Elle doit continuer à contribuer à :

  • à la compétitivité de l’agriculture, en encourageant l’innovation et la restructuration et en permettant au secteur agricole d’utiliser au mieux les ressources;
  • à la gestion durable des ressources naturelles, en préservant la capacité de résilience de l’environnement et de l’agriculture face aux changements climatiques et en maintenant la capacité de production des terres agricoles;
  • au développement territorial équilibré des zones rurales à travers l’UE, en responsabilisant la population au niveau local, en renforçant les capacités et en améliorant les conditions locales et les liens entre les zones rurales et urbaines;

L’intégration, de manière horizontale, dans tous les programmes des aspects liés à l’environnement, au changement climatique et à l’innovation est souhaitée.

Des pistes sont proposées : les investissements devraient par exemple stimuler les performances économiques et écologiques; les mesures environnementales devraient être plus étroitement adaptées aux besoins spécifiques des régions, voire des zones locales, telles que les zones relevant de Natura 2000 et les zones classées en terres agricoles à haute valeur naturelle; les mesures destinées à exploiter le potentiel des zones rurales devraient mieux intégrer les idées novatrices en matière de commerce et de gouvernance locale. Il est impératif de saisir les nouvelles possibilités de développement local, telles que les réseaux de distribution alternatifs, qui apportent une valeur ajoutée aux ressources locales. Il convient également de veiller à soutenir le développement des ventes directes et les marchés locaux. La priorité sera notamment donnée aux besoins spécifiques des jeunes agriculteurs et des nouveaux exploitants.

L’approche LEADER sera mieux intégrée. Pour plus d’efficacité, il est proposé d’évoluer vers une approche davantage fondée sur les résultats, éventuellement assortie d’objectifs quantifiés. L’un des nouveaux éléments de la future politique de développement rural devrait être un ensemble d’outils de gestion des risques permettant de réagir plus efficacement aux aléas du marché et à la volatilité des revenus.
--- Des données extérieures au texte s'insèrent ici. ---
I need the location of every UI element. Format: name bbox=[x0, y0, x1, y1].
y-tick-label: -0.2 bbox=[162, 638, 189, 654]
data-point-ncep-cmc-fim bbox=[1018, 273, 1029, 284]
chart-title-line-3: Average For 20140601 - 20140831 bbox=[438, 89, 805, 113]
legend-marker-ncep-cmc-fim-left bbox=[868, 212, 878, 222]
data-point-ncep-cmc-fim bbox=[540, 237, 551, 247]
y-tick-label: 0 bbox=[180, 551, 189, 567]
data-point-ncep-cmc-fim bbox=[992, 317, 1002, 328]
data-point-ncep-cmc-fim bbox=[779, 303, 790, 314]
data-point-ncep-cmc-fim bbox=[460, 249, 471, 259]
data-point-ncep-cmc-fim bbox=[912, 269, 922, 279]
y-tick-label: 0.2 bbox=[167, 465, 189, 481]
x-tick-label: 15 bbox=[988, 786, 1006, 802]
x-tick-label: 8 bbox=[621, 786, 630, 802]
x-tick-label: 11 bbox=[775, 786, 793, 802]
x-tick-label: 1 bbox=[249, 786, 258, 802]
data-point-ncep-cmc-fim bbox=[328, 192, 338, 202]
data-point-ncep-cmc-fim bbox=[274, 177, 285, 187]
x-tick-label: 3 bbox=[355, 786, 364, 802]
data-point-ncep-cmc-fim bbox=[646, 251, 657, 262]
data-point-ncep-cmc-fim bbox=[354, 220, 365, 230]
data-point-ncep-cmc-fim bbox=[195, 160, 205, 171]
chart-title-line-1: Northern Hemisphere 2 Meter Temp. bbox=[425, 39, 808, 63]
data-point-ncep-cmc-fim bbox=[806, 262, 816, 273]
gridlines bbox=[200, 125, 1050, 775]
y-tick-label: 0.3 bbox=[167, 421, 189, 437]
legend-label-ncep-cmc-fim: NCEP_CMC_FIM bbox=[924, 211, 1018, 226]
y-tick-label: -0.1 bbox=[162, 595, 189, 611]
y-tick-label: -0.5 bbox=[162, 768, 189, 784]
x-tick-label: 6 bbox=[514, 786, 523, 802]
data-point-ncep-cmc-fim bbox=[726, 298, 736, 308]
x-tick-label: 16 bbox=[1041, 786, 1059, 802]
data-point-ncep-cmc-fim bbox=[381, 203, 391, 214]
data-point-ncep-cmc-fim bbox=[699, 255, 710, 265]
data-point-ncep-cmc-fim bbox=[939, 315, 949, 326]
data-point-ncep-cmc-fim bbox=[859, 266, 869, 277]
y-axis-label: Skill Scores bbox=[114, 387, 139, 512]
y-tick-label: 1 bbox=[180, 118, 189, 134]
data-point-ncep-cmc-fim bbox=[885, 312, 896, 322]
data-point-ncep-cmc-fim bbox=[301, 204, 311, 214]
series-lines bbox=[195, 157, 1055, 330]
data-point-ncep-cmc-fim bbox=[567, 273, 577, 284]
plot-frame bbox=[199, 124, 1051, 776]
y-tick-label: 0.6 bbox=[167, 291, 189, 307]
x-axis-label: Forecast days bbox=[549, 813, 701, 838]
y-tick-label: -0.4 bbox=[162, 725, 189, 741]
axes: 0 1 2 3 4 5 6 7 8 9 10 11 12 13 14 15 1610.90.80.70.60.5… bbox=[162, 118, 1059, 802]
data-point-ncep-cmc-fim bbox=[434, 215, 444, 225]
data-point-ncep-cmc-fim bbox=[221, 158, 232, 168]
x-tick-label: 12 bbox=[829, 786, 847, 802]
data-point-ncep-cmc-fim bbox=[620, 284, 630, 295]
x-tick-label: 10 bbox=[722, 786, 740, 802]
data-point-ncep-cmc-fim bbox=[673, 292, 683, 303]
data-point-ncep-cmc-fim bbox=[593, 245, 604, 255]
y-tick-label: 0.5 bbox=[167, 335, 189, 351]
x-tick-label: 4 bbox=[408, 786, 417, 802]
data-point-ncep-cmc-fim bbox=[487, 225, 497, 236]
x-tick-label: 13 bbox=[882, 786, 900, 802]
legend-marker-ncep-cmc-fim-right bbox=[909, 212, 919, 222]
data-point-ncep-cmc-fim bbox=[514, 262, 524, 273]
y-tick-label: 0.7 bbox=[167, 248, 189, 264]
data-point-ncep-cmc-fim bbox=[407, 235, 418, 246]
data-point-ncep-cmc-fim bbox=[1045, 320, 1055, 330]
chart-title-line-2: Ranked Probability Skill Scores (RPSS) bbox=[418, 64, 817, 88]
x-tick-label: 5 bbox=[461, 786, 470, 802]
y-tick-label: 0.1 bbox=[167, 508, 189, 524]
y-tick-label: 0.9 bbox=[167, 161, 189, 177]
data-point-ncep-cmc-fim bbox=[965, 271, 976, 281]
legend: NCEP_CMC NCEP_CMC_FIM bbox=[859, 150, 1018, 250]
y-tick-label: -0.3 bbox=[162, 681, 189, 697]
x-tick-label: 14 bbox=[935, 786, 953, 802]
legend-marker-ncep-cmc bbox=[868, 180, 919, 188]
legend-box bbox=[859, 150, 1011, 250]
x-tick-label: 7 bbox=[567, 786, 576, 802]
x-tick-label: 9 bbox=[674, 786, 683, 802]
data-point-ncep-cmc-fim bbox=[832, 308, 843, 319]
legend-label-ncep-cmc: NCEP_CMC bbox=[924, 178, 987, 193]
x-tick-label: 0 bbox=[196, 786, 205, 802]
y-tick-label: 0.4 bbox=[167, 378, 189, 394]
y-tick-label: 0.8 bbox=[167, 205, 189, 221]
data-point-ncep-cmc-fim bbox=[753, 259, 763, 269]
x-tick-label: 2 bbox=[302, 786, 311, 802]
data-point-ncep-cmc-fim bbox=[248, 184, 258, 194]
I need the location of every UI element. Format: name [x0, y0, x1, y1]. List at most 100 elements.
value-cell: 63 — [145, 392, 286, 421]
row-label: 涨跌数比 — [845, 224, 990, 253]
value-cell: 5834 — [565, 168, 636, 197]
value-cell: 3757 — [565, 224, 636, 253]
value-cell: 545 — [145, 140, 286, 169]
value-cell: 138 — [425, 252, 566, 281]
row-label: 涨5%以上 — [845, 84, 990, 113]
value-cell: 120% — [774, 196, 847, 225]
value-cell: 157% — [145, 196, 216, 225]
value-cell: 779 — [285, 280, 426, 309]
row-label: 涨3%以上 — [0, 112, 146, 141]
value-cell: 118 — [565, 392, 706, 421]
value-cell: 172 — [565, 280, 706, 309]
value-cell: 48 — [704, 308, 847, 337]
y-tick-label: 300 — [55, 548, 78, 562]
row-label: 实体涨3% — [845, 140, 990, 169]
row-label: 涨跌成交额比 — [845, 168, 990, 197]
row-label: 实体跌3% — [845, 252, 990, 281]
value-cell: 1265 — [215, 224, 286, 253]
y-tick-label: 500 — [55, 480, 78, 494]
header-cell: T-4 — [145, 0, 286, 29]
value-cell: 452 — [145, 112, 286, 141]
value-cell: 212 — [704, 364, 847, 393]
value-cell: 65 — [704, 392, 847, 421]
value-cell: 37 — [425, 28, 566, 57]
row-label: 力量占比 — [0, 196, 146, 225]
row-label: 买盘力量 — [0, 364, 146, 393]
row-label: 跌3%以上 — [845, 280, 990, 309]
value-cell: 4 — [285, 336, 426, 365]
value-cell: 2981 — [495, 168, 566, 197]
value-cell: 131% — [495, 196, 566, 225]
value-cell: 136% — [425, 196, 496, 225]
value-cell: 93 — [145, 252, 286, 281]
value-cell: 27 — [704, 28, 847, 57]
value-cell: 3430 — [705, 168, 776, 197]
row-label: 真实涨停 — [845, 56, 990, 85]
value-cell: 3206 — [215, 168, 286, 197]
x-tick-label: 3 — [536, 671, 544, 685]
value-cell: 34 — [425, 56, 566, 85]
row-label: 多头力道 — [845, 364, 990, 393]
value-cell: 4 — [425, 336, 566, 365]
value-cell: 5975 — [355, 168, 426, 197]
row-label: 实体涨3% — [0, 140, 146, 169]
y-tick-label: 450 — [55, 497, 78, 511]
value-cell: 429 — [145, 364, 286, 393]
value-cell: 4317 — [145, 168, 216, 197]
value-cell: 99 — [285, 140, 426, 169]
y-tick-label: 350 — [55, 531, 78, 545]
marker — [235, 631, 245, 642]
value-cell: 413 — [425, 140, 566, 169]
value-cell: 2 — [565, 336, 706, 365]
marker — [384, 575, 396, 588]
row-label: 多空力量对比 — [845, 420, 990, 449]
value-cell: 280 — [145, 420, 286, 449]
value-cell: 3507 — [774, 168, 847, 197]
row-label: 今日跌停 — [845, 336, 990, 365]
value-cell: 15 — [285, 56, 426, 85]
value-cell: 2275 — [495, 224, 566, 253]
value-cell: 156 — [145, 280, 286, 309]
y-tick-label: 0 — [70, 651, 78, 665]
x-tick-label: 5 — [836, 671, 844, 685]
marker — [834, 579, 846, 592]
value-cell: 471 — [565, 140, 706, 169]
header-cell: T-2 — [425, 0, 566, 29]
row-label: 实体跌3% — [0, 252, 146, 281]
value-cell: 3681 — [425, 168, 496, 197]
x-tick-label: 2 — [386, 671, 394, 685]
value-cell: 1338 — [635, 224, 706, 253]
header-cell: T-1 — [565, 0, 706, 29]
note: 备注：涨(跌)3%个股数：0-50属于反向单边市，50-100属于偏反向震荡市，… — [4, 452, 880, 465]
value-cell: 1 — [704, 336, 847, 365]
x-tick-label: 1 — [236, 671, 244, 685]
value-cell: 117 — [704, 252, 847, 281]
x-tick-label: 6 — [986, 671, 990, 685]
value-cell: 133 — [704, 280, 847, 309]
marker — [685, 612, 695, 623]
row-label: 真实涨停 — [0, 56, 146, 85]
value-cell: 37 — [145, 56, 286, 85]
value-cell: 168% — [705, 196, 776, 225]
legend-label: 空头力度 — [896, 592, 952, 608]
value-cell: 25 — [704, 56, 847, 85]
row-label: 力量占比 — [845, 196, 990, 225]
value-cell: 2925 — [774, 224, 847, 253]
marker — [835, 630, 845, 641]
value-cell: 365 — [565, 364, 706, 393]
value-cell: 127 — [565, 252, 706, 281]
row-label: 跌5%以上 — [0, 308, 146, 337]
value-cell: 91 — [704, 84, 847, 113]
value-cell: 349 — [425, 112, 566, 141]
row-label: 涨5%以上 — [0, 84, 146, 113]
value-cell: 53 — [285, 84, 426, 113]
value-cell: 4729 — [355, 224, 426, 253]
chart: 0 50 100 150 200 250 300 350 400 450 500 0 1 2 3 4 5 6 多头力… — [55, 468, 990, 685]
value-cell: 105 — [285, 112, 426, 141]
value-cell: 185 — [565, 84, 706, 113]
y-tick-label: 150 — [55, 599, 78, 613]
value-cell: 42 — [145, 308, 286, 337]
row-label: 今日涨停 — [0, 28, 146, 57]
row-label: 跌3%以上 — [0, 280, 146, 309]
Les États membres devraient pouvoir disposer de solutions pour faire face aux risques liés à la production et au revenu, solutions qui vont d’un nouvel outil de stabilisation des revenus compatible avec l’OMC à un soutien renforcé en faveur des instruments d’assurance et des fonds communs. Comme pour les paiements directs, il conviendrait de prévoir une nouvelle répartition des fonds, basée sur des critères objectifs, tout en évitant une rupture brutale par rapport au régime actuel.

 

 

 

La communication distingue trois options possibles pour l’orientation à donner à la PAC afin de relever ces grands défis:

  • remédier aux insuffisances les plus pressantes que présente la PAC par des changements progressifs;
  • faire de la PAC une politique plus écologique, plus équitable, plus efficiente et plus efficace;
  • renoncer aux mesures de soutien au revenu et aux mesures de marché et concentrer l’action sur les objectifs en matière d’environnement et de changement climatique.

Dans ces trois options, la Commission prévoit le maintien du système actuel à deux piliers :

  • un 1er pilier comprenant les paiements directs et les mesures de marché, dont les règles sont clairement définies au niveau de l’UE
  • un 2ème pilier comprenant les mesures pluriannuelles de développement rural au sein duquel les options sont formulées au niveau de l’UE mais où le choix définitif en ce qui concerne les régimes revient aux États membres ou aux régions dans le cadre d’une gestion conjointe.

Il est un autre élément commun aux trois options, c’est l’idée que le futur système de paiement direct ne pourra pas reposer sur des périodes de référence historiques mais devrait être lié à des critères objectifs. «Le système actuel prévoit des règles différentes pour les États membres de l’UE-15 et ceux de l’UE-12; cette situation ne devra pas persister après 2013», a rappelé le commissaire Cioloş.